Perhaps Phair’s blessing and curse is that she still wants to please both camps. She wants to keep what she calls “the warty underbelly of yourself,” that humanity that’s in all of us and that came through so poignantly on those rough-sounding Guyville songs. But she also wants to be a star, the kind of celebrity who can project herself onto gigantic screens, and Gap ads, and huge, roaring crowds.

And that’s what makes her so compelling, what may be the most “Liz Phairian” thing about her, that she’s struggling so publicly to bridge that divide between the bedroom songwriter and the spectacular star, and that we can watch her succeed or fail almost song by song.
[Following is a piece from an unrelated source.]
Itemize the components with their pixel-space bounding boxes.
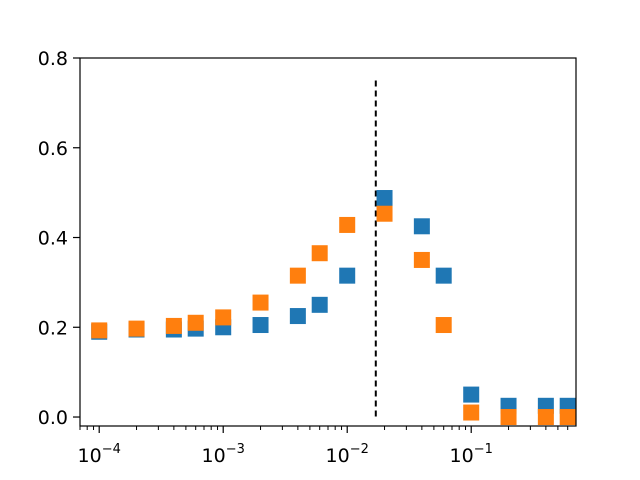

If Sheryl Crow recorded Somebody’s Miracle, which is not hard to imagine, it would be a blip on the radar. For Phair, it’s another chapter in an ongoing struggle. It fascinates us because the process is so transparent, and because maybe that ambition, and that need to shine, is the most awesomely human thing about her.

As we wrapped up our interview, she pointed to the bar that we faced. “Here, here’s a good [example] of lighting. Look at how good you look in the bar. It’s designed like that.” The surface was a translucent, grayish silver that caught the light just well enough to give a reflection. “It’s a bar, so everybody wants to feel really good at night. Don’t you look pretty good?” And she was right: I’m just a scruffy writer, but in that perfectly engineered surface, I had to admit I looked really good, too.